Je l’avoue sincèrement, j’apprécie énormément Pierre Dubuc. L’homme et le militant. Je milite à ses côtés au Parti québécois et au sein du club politique indépendantiste Syndicalistes et progressistes pour un Québec Libre (SPQ Libre), et je partage bon nombre de ses analyses politiques et sociales. J’aime également le polémiste, qui ne dédaigne pas brasser la cage de temps à autre. Et à gauche, s.v.p.

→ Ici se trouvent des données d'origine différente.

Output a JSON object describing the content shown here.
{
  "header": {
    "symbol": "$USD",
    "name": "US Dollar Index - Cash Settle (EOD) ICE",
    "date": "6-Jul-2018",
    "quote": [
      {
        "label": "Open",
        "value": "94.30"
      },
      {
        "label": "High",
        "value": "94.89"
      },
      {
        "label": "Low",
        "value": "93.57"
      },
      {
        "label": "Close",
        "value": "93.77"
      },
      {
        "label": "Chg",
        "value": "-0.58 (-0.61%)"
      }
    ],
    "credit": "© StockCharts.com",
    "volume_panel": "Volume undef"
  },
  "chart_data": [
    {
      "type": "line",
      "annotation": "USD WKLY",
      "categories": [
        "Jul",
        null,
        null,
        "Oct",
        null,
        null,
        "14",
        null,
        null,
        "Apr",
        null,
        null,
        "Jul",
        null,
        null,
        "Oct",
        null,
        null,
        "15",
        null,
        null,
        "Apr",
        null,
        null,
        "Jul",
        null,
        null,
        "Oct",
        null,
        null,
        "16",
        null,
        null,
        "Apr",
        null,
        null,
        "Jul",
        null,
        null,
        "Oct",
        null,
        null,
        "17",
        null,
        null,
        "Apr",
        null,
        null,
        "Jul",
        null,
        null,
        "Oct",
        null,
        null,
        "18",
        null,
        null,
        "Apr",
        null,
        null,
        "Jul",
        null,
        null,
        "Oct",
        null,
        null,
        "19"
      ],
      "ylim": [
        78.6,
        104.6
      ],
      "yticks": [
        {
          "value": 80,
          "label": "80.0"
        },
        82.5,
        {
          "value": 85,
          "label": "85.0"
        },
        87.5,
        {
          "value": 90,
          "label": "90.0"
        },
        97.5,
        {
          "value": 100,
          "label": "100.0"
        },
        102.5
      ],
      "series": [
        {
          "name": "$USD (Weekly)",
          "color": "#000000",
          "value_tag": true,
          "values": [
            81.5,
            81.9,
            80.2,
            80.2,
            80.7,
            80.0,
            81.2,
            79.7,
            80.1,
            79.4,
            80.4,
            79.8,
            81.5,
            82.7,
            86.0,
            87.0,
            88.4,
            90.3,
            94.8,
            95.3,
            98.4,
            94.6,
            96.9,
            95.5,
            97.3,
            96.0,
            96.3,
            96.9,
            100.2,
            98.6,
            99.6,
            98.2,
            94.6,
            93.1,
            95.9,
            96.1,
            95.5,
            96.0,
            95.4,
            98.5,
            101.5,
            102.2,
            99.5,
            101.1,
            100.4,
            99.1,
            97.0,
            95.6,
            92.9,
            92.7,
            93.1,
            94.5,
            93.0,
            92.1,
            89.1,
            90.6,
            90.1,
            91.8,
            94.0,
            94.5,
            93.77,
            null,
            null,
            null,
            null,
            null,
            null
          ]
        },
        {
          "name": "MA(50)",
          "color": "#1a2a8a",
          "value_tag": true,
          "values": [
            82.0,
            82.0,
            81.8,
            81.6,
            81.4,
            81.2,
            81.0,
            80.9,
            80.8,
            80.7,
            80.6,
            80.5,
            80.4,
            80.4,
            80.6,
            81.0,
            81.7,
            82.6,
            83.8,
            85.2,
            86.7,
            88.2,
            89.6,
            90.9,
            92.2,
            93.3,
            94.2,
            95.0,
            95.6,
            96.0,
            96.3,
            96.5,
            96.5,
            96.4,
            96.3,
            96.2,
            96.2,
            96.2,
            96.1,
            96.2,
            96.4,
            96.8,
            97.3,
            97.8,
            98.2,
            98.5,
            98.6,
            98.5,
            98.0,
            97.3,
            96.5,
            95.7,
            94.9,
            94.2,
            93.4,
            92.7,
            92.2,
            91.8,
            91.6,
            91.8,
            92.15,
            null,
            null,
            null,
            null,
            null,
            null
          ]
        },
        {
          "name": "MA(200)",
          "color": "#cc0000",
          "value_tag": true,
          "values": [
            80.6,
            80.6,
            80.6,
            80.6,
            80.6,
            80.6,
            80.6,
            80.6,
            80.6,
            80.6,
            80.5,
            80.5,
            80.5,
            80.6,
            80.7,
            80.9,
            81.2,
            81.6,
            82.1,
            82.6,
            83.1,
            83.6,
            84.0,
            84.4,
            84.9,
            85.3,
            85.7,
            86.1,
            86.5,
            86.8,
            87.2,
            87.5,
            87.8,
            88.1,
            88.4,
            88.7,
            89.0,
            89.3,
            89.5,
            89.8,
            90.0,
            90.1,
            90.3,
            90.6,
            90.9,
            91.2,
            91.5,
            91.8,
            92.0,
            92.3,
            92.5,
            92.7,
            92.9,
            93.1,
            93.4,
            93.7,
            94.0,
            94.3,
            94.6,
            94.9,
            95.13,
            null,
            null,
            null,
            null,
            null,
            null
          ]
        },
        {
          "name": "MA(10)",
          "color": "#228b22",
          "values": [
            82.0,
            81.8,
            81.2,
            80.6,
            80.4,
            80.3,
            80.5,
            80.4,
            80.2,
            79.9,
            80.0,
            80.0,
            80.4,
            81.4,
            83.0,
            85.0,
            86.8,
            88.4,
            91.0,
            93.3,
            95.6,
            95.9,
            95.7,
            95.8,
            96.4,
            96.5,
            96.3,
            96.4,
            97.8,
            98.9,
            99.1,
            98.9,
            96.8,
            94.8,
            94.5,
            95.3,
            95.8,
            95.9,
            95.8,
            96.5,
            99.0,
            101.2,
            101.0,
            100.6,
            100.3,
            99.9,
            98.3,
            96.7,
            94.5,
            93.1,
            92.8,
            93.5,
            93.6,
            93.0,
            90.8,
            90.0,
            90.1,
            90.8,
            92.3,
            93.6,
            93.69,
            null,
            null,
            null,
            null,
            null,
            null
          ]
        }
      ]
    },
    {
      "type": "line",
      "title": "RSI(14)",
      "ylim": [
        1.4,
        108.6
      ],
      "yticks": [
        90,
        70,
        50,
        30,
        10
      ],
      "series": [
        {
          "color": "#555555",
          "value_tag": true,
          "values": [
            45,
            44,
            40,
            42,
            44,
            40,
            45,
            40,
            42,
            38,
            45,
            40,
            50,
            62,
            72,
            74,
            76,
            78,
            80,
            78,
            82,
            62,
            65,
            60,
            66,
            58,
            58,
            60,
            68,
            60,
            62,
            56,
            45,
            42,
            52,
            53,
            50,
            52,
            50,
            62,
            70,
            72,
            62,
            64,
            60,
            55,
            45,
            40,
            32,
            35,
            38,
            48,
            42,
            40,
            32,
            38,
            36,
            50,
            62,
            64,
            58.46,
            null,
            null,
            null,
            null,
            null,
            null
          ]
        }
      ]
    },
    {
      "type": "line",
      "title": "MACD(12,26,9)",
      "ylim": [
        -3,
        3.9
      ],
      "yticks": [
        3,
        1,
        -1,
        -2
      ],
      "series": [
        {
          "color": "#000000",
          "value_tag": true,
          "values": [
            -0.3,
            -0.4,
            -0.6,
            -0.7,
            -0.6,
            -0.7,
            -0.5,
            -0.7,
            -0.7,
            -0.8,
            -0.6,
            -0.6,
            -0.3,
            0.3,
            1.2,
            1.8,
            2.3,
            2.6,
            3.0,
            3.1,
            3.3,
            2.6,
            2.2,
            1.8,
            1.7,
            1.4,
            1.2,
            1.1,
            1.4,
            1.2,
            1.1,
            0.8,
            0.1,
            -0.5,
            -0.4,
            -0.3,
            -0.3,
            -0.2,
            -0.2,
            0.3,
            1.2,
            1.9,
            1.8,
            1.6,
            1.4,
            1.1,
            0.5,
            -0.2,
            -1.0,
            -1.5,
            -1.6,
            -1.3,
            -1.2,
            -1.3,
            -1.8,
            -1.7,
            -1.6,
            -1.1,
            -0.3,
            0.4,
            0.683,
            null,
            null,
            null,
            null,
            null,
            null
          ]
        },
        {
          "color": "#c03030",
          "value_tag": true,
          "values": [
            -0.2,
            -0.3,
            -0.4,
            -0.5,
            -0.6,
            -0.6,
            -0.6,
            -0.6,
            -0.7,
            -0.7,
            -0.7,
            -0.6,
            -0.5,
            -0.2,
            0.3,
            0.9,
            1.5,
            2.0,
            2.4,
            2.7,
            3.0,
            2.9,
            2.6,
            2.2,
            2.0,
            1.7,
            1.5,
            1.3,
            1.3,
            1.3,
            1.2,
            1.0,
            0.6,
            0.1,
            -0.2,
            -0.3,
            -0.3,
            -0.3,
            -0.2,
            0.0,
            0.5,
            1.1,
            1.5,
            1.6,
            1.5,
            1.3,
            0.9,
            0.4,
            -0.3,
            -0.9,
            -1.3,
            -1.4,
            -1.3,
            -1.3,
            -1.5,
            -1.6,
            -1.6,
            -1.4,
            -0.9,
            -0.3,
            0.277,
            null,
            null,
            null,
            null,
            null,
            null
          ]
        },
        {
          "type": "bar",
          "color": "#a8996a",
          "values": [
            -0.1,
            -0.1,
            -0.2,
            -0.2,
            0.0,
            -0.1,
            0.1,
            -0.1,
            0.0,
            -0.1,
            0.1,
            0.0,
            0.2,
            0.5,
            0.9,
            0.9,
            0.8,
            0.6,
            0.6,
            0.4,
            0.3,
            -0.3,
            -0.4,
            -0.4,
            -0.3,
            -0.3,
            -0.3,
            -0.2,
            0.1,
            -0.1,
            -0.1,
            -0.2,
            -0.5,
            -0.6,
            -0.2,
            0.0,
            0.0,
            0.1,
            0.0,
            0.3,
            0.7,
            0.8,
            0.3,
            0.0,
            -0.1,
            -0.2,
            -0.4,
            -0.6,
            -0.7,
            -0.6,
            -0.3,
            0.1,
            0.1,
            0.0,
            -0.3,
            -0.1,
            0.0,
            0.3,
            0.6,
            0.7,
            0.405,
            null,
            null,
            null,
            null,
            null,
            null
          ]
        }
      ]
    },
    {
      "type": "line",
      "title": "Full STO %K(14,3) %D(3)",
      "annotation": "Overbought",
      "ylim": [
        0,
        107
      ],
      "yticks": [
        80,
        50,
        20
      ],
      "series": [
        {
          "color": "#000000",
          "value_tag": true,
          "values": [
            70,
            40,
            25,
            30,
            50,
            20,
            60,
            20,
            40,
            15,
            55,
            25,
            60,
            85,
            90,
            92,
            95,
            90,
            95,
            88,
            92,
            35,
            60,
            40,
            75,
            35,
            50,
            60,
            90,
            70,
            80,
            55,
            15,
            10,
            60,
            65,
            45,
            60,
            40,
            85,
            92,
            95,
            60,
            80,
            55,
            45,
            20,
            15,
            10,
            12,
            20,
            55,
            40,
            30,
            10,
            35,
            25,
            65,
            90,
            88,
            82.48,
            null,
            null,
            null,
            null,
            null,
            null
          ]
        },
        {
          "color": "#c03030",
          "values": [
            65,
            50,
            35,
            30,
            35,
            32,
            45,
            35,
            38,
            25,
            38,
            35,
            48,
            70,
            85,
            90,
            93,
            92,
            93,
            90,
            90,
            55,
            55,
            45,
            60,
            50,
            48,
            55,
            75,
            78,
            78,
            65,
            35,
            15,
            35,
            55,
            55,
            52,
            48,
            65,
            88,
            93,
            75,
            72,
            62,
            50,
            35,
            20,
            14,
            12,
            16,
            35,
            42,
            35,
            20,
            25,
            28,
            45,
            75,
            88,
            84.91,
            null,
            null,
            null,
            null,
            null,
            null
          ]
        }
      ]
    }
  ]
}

En ces temps où l’obscurantisme conservateur étend à nouveau son voile, où parler d’indépendance nationale, de syndicalisme ou de mesures sociales tient de l’hérésie, Pour une gauche à gauche, son nouvel ouvrage, offre une réflexion stimulante pour toutes celles et tous ceux qui s’intéressent à l’évolution de la pensée nationale et progressiste au Québec. Concocté au fil des derniers mois afin de répondre aux propositions sociales et linguistiques de Jean-François Lisée (commentateur politique bien connu, qui se réclame également de la gauche, mais d’une «gauche efficace»), ce livre de Pierre Dubuc ramène à l’avant-plan un projet d’indépendance nationale résolument à gauche, en proposant une critique parfois acerbe des prétentions progressistes de la prétendue gauche efficace de son vis-à-vis.
Une gauche « efficace »?
Jean-François Lisée a développé et présenté ce concept de «gauche efficace» dans plusieurs livres et sur son blogue du magazine L’Actualité. Cet ex-conseiller de Jacques Parizeau et de Lucien Bouchard a multiplié les interventions au cours des dernières années. Il suggère de dépoussiérer certaines idées et certaines orientations de la gauche dite traditionnelle afin de les soumettre à un remodelage idéologique qui laisse souvent pantois.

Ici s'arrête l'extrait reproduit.